A ‘Formula’ function is used to create the URL and local paths shown, using the following expressions (Figure 2):
- todate = Now();
- startdate = Sub(todate, TimeSpan(1, 0, 0, 0));
- todatetext = Text(startdate, ‘yyyyMMdd’);
- remotepath = Concatenate(‘/pub/data/nccf/com/nwm/prod/nwm.’, todatetext);
- localpath = Concatenate(‘\\Forecast\\’, todatetext);
- mem1path = Concatenate(localpath, ‘\\long_range_mem1’);
- mem2path = Concatenate(localpath, ‘\\long_range_mem2’);
- mem3path = Concatenate(localpath, ‘\\long_range_mem3’);
- mem4path = Concatenate(localpath, ‘\\long_range_mem4’);
Now() formula gets the current date and Sub(datetime, timespan) subtracts a day from it. Text(datetime, format) converts the date to text using the given format. The Concatenate(text1, text2, …) function is then used to create the remote path (FTP URL) and local directories where each ensemble is stored.
The ‘Downloader’ function is used to download each ensemble in netCDF format and store them into their respective directories using the parameters shown in Figure 3. A total of 120 netCDF files are downloaded for each ensemble. The parameters ‘remotepath’ and ‘localpath’ in the downloader function are set to ‘Use Variables’ and the corresponding variables from the function ‘paths’ are used as inputs. Simple masks are used to include or exclude files or folders from the download.

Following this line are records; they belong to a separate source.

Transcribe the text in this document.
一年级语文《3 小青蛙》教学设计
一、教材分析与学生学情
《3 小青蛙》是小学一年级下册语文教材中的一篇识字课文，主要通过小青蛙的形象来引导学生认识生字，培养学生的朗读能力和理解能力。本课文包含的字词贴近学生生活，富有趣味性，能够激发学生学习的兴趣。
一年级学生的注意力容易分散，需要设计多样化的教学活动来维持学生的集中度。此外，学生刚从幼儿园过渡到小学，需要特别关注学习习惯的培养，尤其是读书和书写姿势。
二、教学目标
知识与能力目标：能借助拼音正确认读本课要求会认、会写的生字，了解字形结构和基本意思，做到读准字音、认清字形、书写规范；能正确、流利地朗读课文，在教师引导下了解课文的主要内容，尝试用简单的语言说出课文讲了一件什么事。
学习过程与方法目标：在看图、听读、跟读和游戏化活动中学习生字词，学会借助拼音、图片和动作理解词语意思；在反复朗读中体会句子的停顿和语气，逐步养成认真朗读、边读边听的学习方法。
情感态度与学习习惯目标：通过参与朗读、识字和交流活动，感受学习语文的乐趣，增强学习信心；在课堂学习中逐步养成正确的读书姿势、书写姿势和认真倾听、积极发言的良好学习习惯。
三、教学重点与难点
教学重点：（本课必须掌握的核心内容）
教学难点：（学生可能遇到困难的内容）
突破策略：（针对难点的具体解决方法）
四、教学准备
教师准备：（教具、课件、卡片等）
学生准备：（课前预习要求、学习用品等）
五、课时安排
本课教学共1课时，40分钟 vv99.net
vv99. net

Four ‘Read netCDF’ functions, one for each ensemble, are used to read the downloaded files. The ‘Read netCDF’ function (Figure 4) has the option of reading either a single file or an entire directory of multiple files and then combining the data to create a single timeseries. Flow data for the required stream are extracted from these netCDF files by providing the stream ids, as defined by NWM.
Once the data are read into the temporary database, ‘Formula’ functions are used to calculate min, max, and means (Figure 5) of the four ensembles before storing that information into the embedded database using the ‘Write Database’ function. A ‘Scheduler’ is used to run this process automatically on a daily basis.